NEW CASTLE – Accredo Health Group, a specialty pharmacy owned by health insurance giant Cigna, is planning a major expansion of its operations in Delaware.
Unlike a corner-store pharmacy, Accredo primarily makes high-value medicines that often have multiple components and temperature requirements. Those medicines treat complex and chronic health conditions, including cancer, hepatitis C, HIV, bleeding disorders and multiple sclerosis.
The company currently employs 87 people at a leased 34,000-square-foot facility in New Castle, but it is planning on expanding to a 200,000-square-foot facility in the Newark area. Its lease at the Boulden Interchange Park is set to expire in 2025, and Accredo plans to consolidate its operations in the expansion, said Josh Kurtz, global head of real estate strategy for Cigna.
While a lease at that new facility is still under negotiation, Kurtz told the state’s job investment board, the Council on Development Finance (CDF), that it planned on adding up to 132 jobs over the next four years.
The additional jobs would help Accredo expand its fulfillment and move its shipping operations in house.

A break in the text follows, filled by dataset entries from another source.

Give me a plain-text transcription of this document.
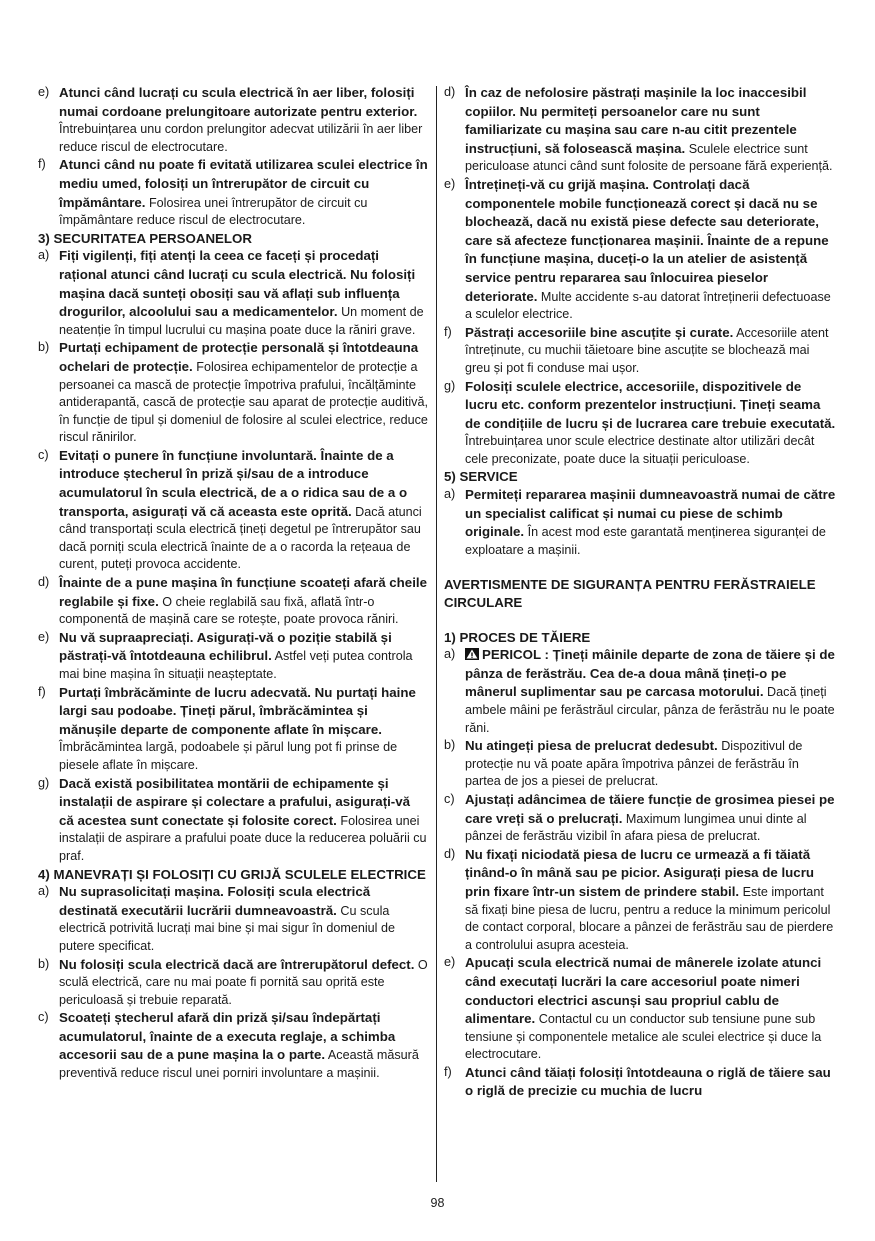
e) Atunci când lucrați cu scula electrică în aer liber, folosiți numai cordoane prelungitoare autorizate pentru exterior. Întrebuințarea unu cordon prelungitor adecvat utilizării în aer liber reduce riscul de electrocutare.
f) Atunci când nu poate fi evitată utilizarea sculei electrice în mediu umed, folosiți un întrerupător de circuit cu împământare. Folosirea unei întrerupător de circuit cu împământare reduce riscul de electrocutare.
3) SECURITATEA PERSOANELOR
a) Fiți vigilenți, fiți atenți la ceea ce faceți și procedați rațional atunci când lucrați cu scula electrică. Nu folosiți mașina dacă sunteți obosiți sau vă aflați sub influența drogurilor, alcoolului sau a medicamentelor. Un moment de neatenție în timpul lucrului cu mașina poate duce la răniri grave.
b) Purtați echipament de protecție personală și întotdeauna ochelari de protecție. Folosirea echipamentelor de protecție a persoanei ca mască de protecție împotriva prafului, încălțăminte antiderapantă, cască de protecție sau aparat de protecție auditivă, în funcție de tipul și domeniul de folosire al sculei electrice, reduce riscul rănirilor.
c) Evitați o punere în funcțiune involuntară. Înainte de a introduce ștecherul în priză și/sau de a introduce acumulatorul în scula electrică, de a o ridica sau de a o transporta, asigurați vă că aceasta este oprită. Dacă atunci când transportați scula electrică țineți degetul pe întrerupător sau dacă porniți scula electrică înainte de a o racorda la rețeaua de curent, puteți provoca accidente.
d) Înainte de a pune mașina în funcțiune scoateți afară cheile reglabile și fixe. O cheie reglabilă sau fixă, aflată într-o componentă de mașină care se rotește, poate provoca răniri.
e) Nu vă supraapreciați. Asigurați-vă o poziție stabilă și păstrați-vă întotdeauna echilibrul. Astfel veți putea controla mai bine mașina în situații neașteptate.
f) Purtați îmbrăcăminte de lucru adecvată. Nu purtați haine largi sau podoabe. Țineți părul, îmbrăcămintea și mănușile departe de componente aflate în mișcare. Îmbrăcămintea largă, podoabele și părul lung pot fi prinse de piesele aflate în mișcare.
g) Dacă există posibilitatea montării de echipamente și instalații de aspirare și colectare a prafului, asigurați-vă că acestea sunt conectate și folosite corect. Folosirea unei instalații de aspirare a prafului poate duce la reducerea poluării cu praf.
4) MANEVRAȚI ȘI FOLOSIȚI CU GRIJĂ SCULELE ELECTRICE
a) Nu suprasolicitați mașina. Folosiți scula electrică destinată executării lucrării dumneavoastră. Cu scula electrică potrivită lucrați mai bine și mai sigur în domeniul de putere specificat.
b) Nu folosiți scula electrică dacă are întrerupătorul defect. O sculă electrică, care nu mai poate fi pornită sau oprită este periculoasă și trebuie reparată.
c) Scoateți ștecherul afară din priză și/sau îndepărtați acumulatorul, înainte de a executa reglaje, a schimba accesorii sau de a pune mașina la o parte. Această măsură preventivă reduce riscul unei porniri involuntare a mașinii.
d) În caz de nefolosire păstrați mașinile la loc inaccesibil copiilor. Nu permiteți persoanelor care nu sunt familiarizate cu mașina sau care n-au citit prezentele instrucțiuni, să folosească mașina. Sculele electrice sunt periculoase atunci când sunt folosite de persoane fără experiență.
e) Întrețineți-vă cu grijă mașina. Controlați dacă componentele mobile funcționează corect și dacă nu se blochează, dacă nu există piese defecte sau deteriorate, care să afecteze funcționarea mașinii. Înainte de a repune în funcțiune mașina, duceți-o la un atelier de asistență service pentru repararea sau înlocuirea pieselor deteriorate. Multe accidente s-au datorat întreținerii defectuoase a sculelor electrice.
f) Păstrați accesoriile bine ascuțite și curate. Accesoriile atent întreținute, cu muchii tăietoare bine ascuțite se blochează mai greu și pot fi conduse mai ușor.
g) Folosiți sculele electrice, accesoriile, dispozitivele de lucru etc. conform prezentelor instrucțiuni. Țineți seama de condițiile de lucru și de lucrarea care trebuie executată. Întrebuințarea unor scule electrice destinate altor utilizări decât cele preconizate, poate duce la situații periculoase.
5) SERVICE
a) Permiteți repararea mașinii dumneavoastră numai de către un specialist calificat și numai cu piese de schimb originale. În acest mod este garantată menținerea siguranței de exploatare a mașinii.
AVERTISMENTE DE SIGURANȚA PENTRU FERĂSTRAIELE CIRCULARE
1) PROCES DE TĂIERE
a)	PERICOL : Țineți mâinile departe de zona de tăiere și de pânza de ferăstrău. Cea de-a doua mână țineți-o pe mânerul suplimentar sau pe carcasa motorului. Dacă țineți ambele mâini pe ferăstrăul circular, pânza de ferăstrău nu le poate răni.
b) Nu atingeți piesa de prelucrat dedesubt. Dispozitivul de protecție nu vă poate apăra împotriva pânzei de ferăstrău în partea de jos a piesei de prelucrat.
c) Ajustați adâncimea de tăiere funcție de grosimea piesei pe care vreți să o prelucrați. Maximum lungimea unui dinte al pânzei de ferăstrău vizibil în afara piesa de prelucrat.
d) Nu fixați niciodată piesa de lucru ce urmează a fi tăiată ținând-o în mână sau pe picior. Asigurați piesa de lucru prin fixare într-un sistem de prindere stabil. Este important să fixați bine piesa de lucru, pentru a reduce la minimum pericolul de contact corporal, blocare a pânzei de ferăstrău sau de pierdere a controlului asupra acesteia.
e) Apucați scula electrică numai de mânerele izolate atunci când executați lucrări la care accesoriul poate nimeri conductori electrici ascunși sau propriul cablu de alimentare. Contactul cu un conductor sub tensiune pune sub tensiune și componentele metalice ale sculei electrice și duce la electrocutare.
f) Atunci când tăiați folosiți întotdeauna o riglă de tăiere sau o riglă de precizie cu muchia de lucru
98
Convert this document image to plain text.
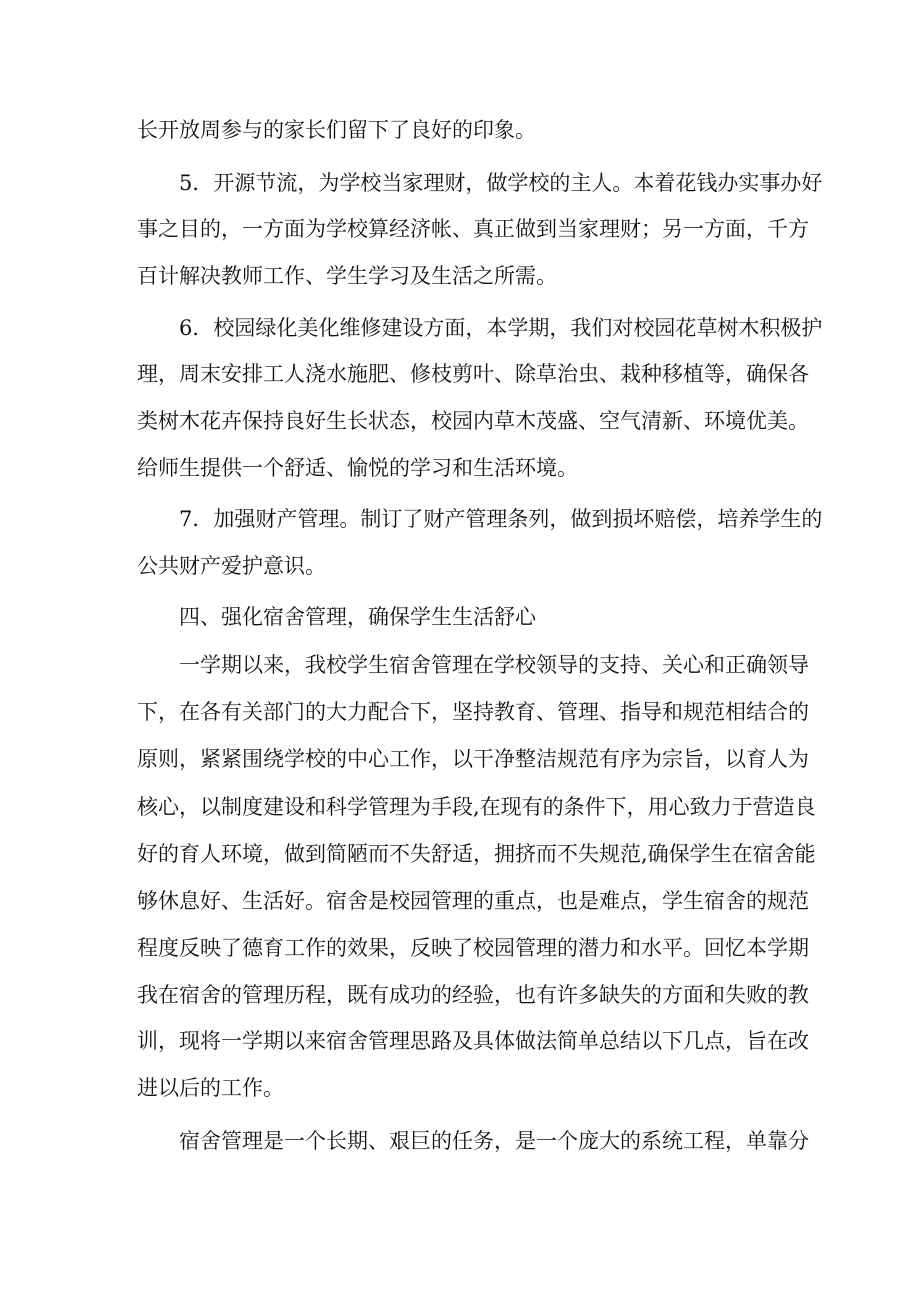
长开放周参与的家长们留下了良好的印象。
5．开源节流，为学校当家理财，做学校的主人。本着花钱办实事办好
事之目的，一方面为学校算经济帐、真正做到当家理财；另一方面，千方
百计解决教师工作、学生学习及生活之所需。
6．校园绿化美化维修建设方面，本学期，我们对校园花草树木积极护
理，周末安排工人浇水施肥、修枝剪叶、除草治虫、栽种移植等，确保各
类树木花卉保持良好生长状态，校园内草木茂盛、空气清新、环境优美。
给师生提供一个舒适、愉悦的学习和生活环境。
7．加强财产管理。制订了财产管理条列，做到损坏赔偿，培养学生的
公共财产爱护意识。
四、强化宿舍管理，确保学生生活舒心
一学期以来，我校学生宿舍管理在学校领导的支持、关心和正确领导
下，在各有关部门的大力配合下，坚持教育、管理、指导和规范相结合的
原则，紧紧围绕学校的中心工作，以干净整洁规范有序为宗旨，以育人为
核心，以制度建设和科学管理为手段,在现有的条件下，用心致力于营造良
好的育人环境，做到简陋而不失舒适，拥挤而不失规范,确保学生在宿舍能
够休息好、生活好。宿舍是校园管理的重点，也是难点，学生宿舍的规范
程度反映了德育工作的效果，反映了校园管理的潜力和水平。回忆本学期
我在宿舍的管理历程，既有成功的经验，也有许多缺失的方面和失败的教
训，现将一学期以来宿舍管理思路及具体做法简单总结以下几点，旨在改
进以后的工作。
宿舍管理是一个长期、艰巨的任务，是一个庞大的系统工程，单靠分
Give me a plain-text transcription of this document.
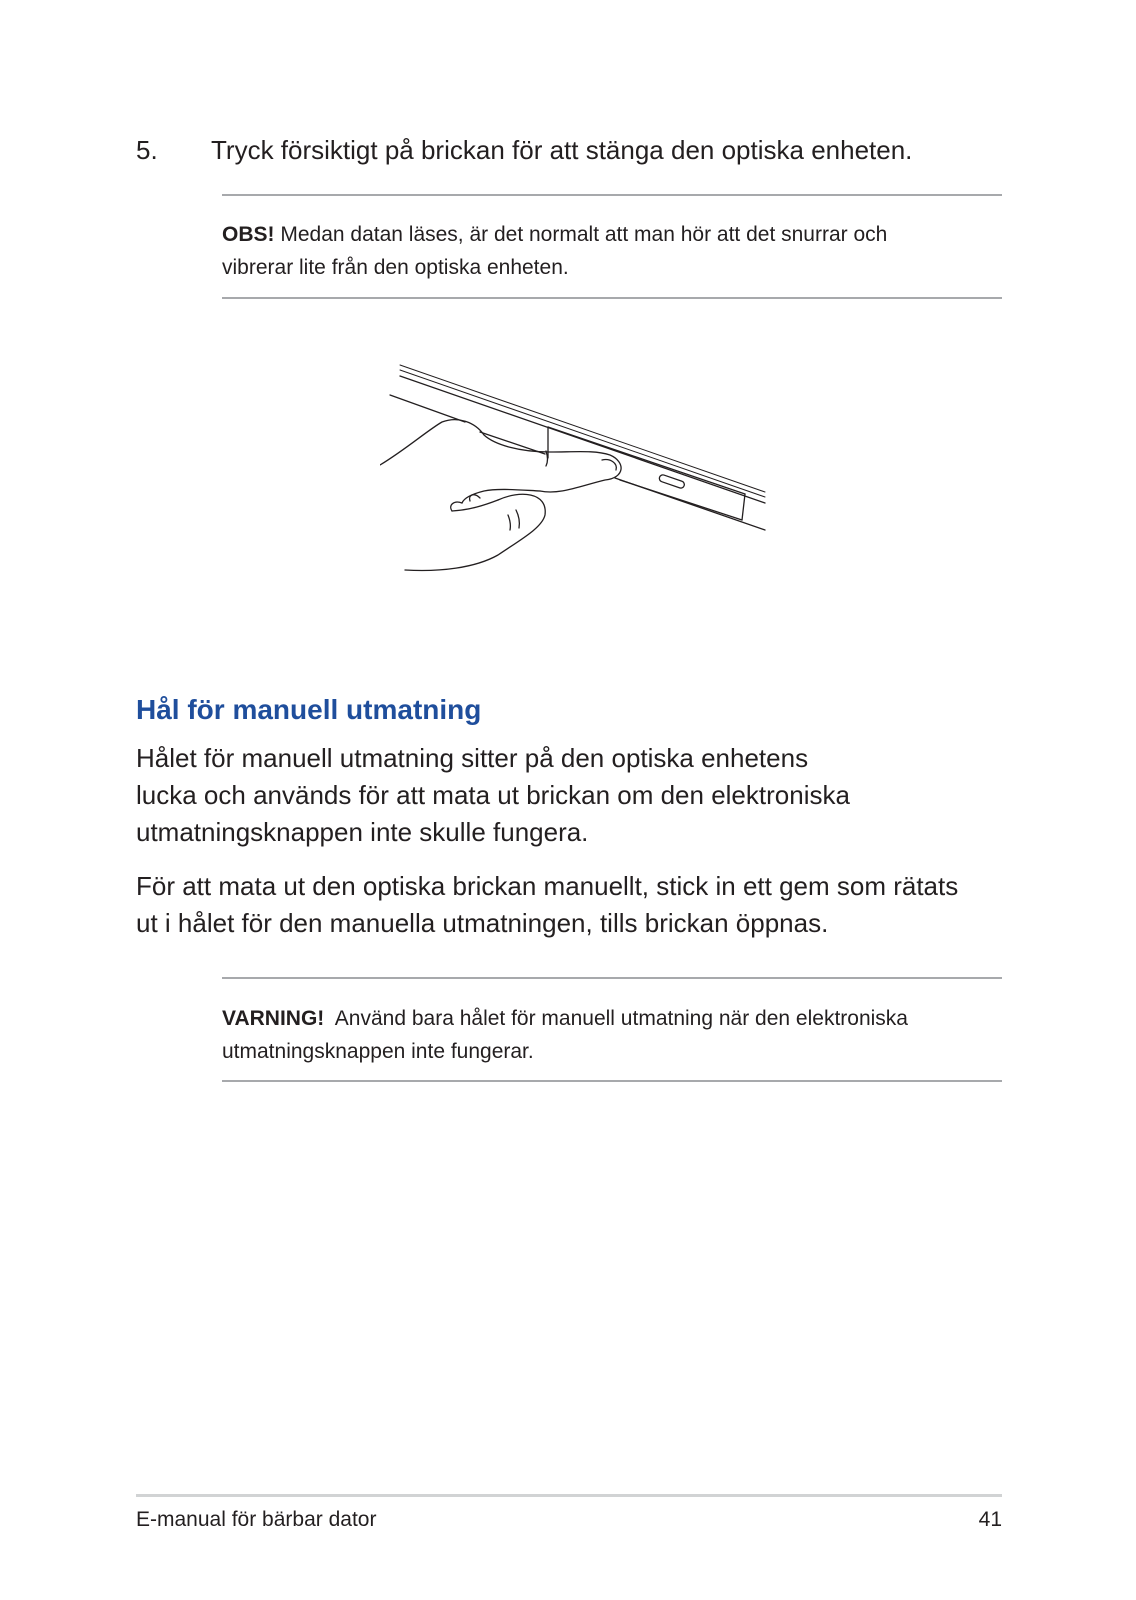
5. Tryck försiktigt på brickan för att stänga den optiska enheten.
OBS! Medan datan läses, är det normalt att man hör att det snurrar och
vibrerar lite från den optiska enheten.
Hål för manuell utmatning
Hålet för manuell utmatning sitter på den optiska enhetens
lucka och används för att mata ut brickan om den elektroniska
utmatningsknappen inte skulle fungera.
För att mata ut den optiska brickan manuellt, stick in ett gem som rätats
ut i hålet för den manuella utmatningen, tills brickan öppnas.
VARNING! Använd bara hålet för manuell utmatning när den elektroniska
utmatningsknappen inte fungerar.
E-manual för bärbar dator	41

New positions would include pharmacists, pharmacy technicians, warehouse associates and managers, with a reported average annual salary of $60,000.
The new facility could be ready as early as October, but would require a significant fit-out for its specialty use, Kurtz said. That includes $20 million in technology that is designed in house for assembling, packaging and shipping the medications.
“It’s definitely an expensive venture,” Kurtz said. “We really want to get going fast.”
Delaware reportedly is competing against Florida, Arizona and the Midwest for the expansion project, but approval of state grant support would help land the project, according to John Lenio, executive vice president of real estate brokerage CBRE who was assisting Cigna on the project.
He also said that a favorable tax structure and regulatory environment, as well as a simpler licensing process for pharmacists compared to Maryland, helped the First State
To support the hiring and construction, the state’s job investment board, the Council on Development Finance (CDF), approved on Monday a total grant from the taxpayer-backed Strategic Fund of $4.62 million. It marks the largest grant package approved by the CDF this year, just eclipsing the $4.5 million approved in June for Agile Cold Storage.
That specifically includes $540,000 in a job retention grant, $1.15 million for a job creation grant, $250,000 for a workforce training grant, and about $2.67 million in a capital expenditure grant.
Kurtz explained during Monday’s hearing that the need to expand operations was based on two growth areas: biosimilar drugs and gene therapy drugs.
The former is also known as generic drugs for biologics, which Cigna hopes will help to reduce costs for patients, while the latter is genetically modified medications that treat rare disorders that haven’t been addressed by traditional medicines.
Accredo aims to have at least half of its new facility in operation by the end of 2024, Kurtz said.